Riskli yapı nasıl anlaşılır?
AFAD verilerine göre Türkiye’nin yüzölçümünün yüzde 92’sinin deprem kuşağında bulunduğunu hatırlatan Murat Özdemir, depremin çaresi kentsel dönüşümün sağlıklı bir şekilde sürdürülebilmesi için vatandaşlara da büyük rol düştüğünü söyledi. Vatandaşlara oturdukları binanın riskli yapı olup olmadığını nasıl anlayacakları konusunda bilgiler aktaran Özdemir; “Halkımızın büyük çoğunluğu oturdukları binanın riskli yapı olup olmadığının ne yazık ki farkında değil. Kentsel dönüşümün girmediği yerlerde oturan vatandaşlarımız adım adım yaklaşan Marmara depremine hazırlıksız. Bu durum ülkemiz için çok büyük bir tehlike arz ediyor. 6306 sayılı Afet Riski Altındaki Alanların Dönüştürülmesi Hakkındaki Kanun'a göre riskli yapı; ekonomik ömrünü tamamlayarak teknik verilerle yıkılma ve ağır hasar görme riski tespit edilmiş olan yapılar olarak belirtiliyor.
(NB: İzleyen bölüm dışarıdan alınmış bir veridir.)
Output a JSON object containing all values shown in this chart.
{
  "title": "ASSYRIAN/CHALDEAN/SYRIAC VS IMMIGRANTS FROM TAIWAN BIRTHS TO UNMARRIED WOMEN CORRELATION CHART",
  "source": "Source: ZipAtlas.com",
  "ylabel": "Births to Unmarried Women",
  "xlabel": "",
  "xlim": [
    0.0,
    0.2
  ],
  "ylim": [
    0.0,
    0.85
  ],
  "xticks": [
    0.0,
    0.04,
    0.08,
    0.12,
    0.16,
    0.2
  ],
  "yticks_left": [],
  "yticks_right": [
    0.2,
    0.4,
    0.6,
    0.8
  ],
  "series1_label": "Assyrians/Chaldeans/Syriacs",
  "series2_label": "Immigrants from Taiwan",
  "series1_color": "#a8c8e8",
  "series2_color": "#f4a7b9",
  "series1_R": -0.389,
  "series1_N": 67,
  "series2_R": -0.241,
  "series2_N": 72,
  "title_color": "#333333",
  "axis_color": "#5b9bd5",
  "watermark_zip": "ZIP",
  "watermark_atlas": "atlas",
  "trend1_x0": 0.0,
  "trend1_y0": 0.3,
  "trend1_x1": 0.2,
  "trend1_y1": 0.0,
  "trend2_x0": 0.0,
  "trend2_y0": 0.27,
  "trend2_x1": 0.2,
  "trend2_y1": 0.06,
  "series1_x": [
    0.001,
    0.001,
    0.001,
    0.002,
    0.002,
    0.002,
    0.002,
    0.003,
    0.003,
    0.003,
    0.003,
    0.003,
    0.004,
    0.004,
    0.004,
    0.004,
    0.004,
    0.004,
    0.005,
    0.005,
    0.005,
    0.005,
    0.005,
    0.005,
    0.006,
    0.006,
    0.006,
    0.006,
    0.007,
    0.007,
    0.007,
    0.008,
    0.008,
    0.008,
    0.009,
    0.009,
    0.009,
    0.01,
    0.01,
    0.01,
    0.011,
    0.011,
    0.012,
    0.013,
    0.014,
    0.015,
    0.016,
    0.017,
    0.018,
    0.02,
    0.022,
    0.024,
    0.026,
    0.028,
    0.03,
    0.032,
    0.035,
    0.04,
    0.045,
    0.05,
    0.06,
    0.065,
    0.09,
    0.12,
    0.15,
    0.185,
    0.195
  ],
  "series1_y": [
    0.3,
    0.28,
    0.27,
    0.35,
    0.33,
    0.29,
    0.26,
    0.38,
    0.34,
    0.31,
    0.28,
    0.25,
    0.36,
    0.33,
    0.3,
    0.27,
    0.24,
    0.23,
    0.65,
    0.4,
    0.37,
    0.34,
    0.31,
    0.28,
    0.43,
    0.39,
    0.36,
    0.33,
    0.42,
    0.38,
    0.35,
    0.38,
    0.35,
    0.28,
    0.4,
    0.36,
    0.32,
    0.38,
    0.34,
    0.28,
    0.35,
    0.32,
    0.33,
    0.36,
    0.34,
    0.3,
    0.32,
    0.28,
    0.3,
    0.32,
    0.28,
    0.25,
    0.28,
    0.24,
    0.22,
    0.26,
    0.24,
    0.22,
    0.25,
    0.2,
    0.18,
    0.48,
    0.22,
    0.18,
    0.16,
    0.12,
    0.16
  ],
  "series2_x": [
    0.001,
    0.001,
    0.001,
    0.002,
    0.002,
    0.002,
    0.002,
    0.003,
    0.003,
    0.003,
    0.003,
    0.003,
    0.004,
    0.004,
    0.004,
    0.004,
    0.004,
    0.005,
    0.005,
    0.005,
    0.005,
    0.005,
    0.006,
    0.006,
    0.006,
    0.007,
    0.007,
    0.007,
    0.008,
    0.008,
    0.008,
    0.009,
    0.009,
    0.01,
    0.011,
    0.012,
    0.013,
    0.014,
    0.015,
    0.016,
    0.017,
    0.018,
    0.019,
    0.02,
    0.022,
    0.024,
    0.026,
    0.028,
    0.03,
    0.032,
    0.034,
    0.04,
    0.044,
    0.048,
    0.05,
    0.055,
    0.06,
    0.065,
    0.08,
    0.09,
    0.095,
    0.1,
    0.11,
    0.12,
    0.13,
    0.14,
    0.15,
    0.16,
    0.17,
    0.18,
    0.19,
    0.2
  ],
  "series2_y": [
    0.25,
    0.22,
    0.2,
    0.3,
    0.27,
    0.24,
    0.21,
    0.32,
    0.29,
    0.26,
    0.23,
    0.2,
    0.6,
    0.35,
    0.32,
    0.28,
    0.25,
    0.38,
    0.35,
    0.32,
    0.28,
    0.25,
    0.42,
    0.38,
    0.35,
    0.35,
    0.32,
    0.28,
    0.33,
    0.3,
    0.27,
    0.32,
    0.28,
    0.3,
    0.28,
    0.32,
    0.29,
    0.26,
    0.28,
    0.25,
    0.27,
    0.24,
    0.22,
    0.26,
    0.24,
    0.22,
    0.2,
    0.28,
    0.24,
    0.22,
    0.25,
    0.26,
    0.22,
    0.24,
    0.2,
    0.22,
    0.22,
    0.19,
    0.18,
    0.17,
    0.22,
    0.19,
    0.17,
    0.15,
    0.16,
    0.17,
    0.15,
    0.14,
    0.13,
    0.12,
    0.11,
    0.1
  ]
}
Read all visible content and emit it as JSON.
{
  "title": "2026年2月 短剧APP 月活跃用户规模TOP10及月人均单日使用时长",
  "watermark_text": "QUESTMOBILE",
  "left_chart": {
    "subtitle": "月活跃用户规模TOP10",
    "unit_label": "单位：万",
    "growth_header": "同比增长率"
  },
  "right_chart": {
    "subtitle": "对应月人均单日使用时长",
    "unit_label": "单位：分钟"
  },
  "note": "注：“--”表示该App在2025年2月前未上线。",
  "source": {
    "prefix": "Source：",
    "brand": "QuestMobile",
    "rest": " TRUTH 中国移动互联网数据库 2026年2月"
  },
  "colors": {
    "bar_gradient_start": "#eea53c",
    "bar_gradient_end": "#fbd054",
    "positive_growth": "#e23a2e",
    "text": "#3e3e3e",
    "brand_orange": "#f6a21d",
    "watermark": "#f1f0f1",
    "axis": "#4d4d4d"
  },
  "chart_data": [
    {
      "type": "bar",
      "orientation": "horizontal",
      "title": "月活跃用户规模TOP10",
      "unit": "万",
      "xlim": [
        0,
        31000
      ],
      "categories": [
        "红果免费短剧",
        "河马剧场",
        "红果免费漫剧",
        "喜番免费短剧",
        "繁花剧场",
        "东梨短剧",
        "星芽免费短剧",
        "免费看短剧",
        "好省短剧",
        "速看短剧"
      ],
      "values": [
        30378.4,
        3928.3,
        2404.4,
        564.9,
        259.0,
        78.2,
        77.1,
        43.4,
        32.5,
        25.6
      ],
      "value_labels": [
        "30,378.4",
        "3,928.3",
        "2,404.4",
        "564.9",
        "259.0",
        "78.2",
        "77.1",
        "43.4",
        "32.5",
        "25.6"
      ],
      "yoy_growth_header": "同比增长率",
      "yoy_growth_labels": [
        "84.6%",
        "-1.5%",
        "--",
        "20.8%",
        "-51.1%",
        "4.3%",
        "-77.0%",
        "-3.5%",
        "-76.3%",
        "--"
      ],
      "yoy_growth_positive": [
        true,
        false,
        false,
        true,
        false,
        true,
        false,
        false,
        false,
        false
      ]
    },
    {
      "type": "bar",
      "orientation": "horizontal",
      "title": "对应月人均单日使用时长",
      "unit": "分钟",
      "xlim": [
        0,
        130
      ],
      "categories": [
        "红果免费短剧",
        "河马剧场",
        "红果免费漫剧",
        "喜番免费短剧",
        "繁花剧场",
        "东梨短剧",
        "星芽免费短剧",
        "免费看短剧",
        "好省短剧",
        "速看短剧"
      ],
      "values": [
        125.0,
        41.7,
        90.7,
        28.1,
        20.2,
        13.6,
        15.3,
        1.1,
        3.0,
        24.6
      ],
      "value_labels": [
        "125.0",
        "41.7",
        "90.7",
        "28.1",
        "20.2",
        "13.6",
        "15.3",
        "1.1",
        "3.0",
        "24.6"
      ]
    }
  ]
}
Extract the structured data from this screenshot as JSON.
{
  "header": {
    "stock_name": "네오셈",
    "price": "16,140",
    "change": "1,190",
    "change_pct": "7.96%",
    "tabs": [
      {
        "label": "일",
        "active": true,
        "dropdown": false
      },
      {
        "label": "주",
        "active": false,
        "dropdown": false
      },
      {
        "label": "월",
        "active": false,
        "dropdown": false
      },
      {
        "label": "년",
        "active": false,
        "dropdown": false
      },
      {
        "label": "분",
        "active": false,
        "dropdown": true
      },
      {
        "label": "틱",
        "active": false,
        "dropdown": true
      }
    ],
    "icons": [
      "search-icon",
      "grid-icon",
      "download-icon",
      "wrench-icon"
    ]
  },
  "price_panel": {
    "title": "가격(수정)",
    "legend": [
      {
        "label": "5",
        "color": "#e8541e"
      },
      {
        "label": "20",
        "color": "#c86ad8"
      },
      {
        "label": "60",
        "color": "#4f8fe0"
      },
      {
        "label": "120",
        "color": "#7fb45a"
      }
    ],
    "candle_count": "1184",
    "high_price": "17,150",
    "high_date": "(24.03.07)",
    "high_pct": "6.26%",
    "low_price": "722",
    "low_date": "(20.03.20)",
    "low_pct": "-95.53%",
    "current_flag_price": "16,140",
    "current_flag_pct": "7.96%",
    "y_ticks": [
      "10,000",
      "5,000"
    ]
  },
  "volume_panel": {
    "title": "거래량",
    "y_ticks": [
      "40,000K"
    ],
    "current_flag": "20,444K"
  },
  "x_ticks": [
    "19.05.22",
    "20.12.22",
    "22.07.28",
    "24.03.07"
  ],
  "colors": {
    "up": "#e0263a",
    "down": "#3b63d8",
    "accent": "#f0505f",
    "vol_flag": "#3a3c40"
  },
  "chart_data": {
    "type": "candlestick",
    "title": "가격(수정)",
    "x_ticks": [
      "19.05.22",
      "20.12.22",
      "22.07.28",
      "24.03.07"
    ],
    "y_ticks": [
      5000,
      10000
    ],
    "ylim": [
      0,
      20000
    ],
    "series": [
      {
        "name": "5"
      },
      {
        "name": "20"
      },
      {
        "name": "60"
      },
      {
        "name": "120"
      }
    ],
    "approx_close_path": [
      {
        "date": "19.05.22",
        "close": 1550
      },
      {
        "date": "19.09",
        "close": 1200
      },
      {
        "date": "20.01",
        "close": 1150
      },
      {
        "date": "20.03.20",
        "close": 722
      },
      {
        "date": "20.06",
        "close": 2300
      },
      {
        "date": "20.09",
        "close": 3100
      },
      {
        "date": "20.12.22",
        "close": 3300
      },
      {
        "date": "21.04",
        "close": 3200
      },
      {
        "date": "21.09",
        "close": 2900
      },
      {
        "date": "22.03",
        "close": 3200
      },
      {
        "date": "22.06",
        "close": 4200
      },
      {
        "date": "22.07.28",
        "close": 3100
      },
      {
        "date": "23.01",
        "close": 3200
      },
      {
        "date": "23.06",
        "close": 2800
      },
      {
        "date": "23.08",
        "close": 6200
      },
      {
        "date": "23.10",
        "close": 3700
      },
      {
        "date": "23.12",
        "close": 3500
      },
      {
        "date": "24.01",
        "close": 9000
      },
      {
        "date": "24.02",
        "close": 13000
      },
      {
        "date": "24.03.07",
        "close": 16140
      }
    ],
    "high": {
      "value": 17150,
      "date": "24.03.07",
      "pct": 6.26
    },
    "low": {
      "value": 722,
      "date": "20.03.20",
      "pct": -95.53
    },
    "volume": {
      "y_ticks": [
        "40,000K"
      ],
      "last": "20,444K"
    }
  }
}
Bu doğrultuda özellikle 2000 yılından önce yapılmış binaların çoğu riskli bina sınıfına giriyor. Yapımında hazır beton kullanılmaması, bodrum katında rutubet olması, kolon ve kirişlerde paslanmalar ve çatlaklar bulunması, bodrum katlarında su izolasyonu olmaması, tadilatlar nedeniyle taşıyıcı kolon ve kirişlerin kesilmesi bir binanın riskli yapı olduğuna işaret ediyor. Özellikle bu olumsuz özelliklere sahip binalarda oturan vatandaşlarımızın, riskli yapıların hayati önem taşıdığını unutmayarak binalarını yenileme konusunda gerekli çalışmaları acilen başlatmalarını tavsiye ediyoruz” diyerek sözlerini tamamladı.